7. Discuss the stability of different conformations of butane.
Answer:
Stability Order
Anti > Gauche > Eclipsed (CH₃-H) > Fully Eclipsed (CH₃-CH₃)
Reason:
- Anti conformation has minimum steric repulsion.
- Gauche conformation has slight methyl–methyl interaction.
- Eclipsed conformations experience torsional strain.
- Fully eclipsed conformation has maximum torsional and steric strain.
8. Explain the significance of stereochemistry in drug action.
Answer:
Biological receptors are chiral and can distinguish between different stereoisomers.
Importance:
- One enantiomer may show therapeutic activity.
- The other enantiomer may be less active, inactive, or toxic.
- Stereochemistry affects absorption, distribution, metabolism, and excretion (ADME).
Example:
Thalidomide enantiomers exhibit different biological effects.
9. Assign E/Z configuration to alkenes using CIP rules.
Answer (Procedure):
- Assign priorities on each carbon of the double bond using CIP rules.
- Compare the higher-priority groups.
- Z (Zusammen): Higher-priority groups are on the same side.

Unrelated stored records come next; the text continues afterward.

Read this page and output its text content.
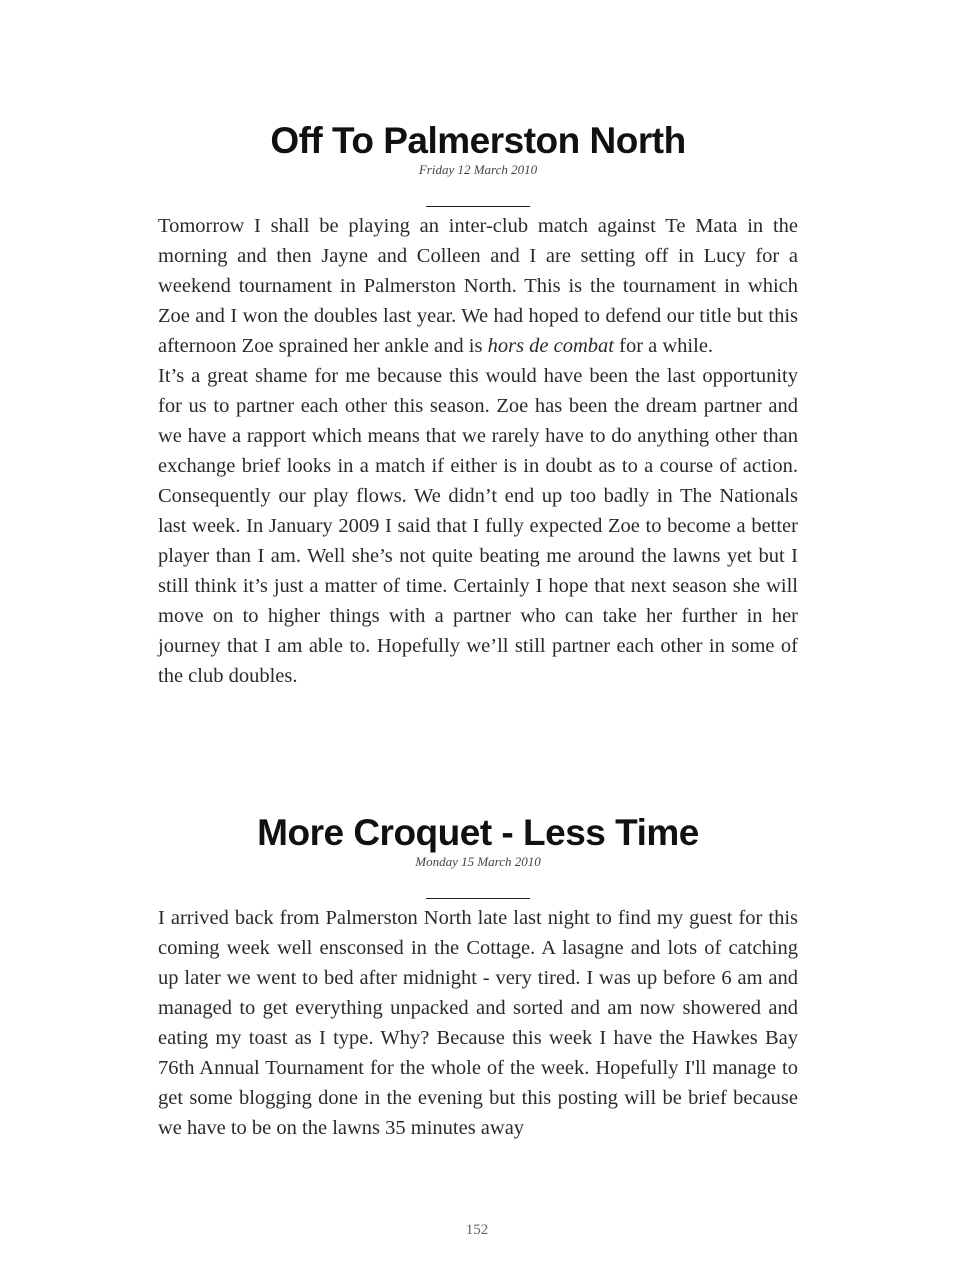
Off To Palmerston North
Friday 12 March 2010

Tomorrow I shall be playing an inter-club match against Te Mata in the morning and then Jayne and Colleen and I are setting off in Lucy for a weekend tournament in Palmerston North. This is the tournament in which Zoe and I won the doubles last year. We had hoped to defend our title but this afternoon Zoe sprained her ankle and is hors de combat for a while.

It’s a great shame for me because this would have been the last opportunity for us to partner each other this season. Zoe has been the dream partner and we have a rapport which means that we rarely have to do anything other than exchange brief looks in a match if either is in doubt as to a course of action. Consequently our play flows. We didn’t end up too badly in The Nationals last week. In January 2009 I said that I fully expected Zoe to become a better player than I am. Well she’s not quite beating me around the lawns yet but I still think it’s just a matter of time. Certainly I hope that next season she will move on to higher things with a partner who can take her further in her journey that I am able to. Hopefully we’ll still partner each other in some of the club doubles.

More Croquet - Less Time
Monday 15 March 2010

I arrived back from Palmerston North late last night to find my guest for this coming week well ensconsed in the Cottage. A lasagne and lots of catching up later we went to bed after midnight - very tired. I was up before 6 am and managed to get everything unpacked and sorted and am now showered and eating my toast as I type. Why? Because this week I have the Hawkes Bay 76th Annual Tournament for the whole of the week. Hopefully I'll manage to get some blogging done in the evening but this posting will be brief because we have to be on the lawns 35 minutes away

152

- E (Entgegen): Higher-priority groups are on opposite sides.
Example:
CH₃CH=CHCl
Priorities:
- Left carbon: CH₃ > H
- Right carbon: Cl > H
If CH₃ and Cl are on the same side → Z
If opposite sides → E
10. Explain optical activity and its measurement using a polarimeter.
Answer:
Optical activity is the ability of a chiral substance to rotate the plane of plane-polarized light.
Measurement Using a Polarimeter
- Plane-polarized light is passed through a sample tube containing the optically active substance.
- The analyzer is rotated until maximum brightness is observed.
- The angle of rotation (α) is recorded.
Types of Rotation
- Dextrorotatory (+): Rotates light clockwise.
- Levorotatory (−): Rotates light counterclockwise.
Specific Rotation
[α]=lcα
where:
- α = observed rotation
- l = path length (dm)
- c = concentration (g mL⁻¹)
Conclusion: The polarimeter is used to determine the optical activity and purity of chiral compounds.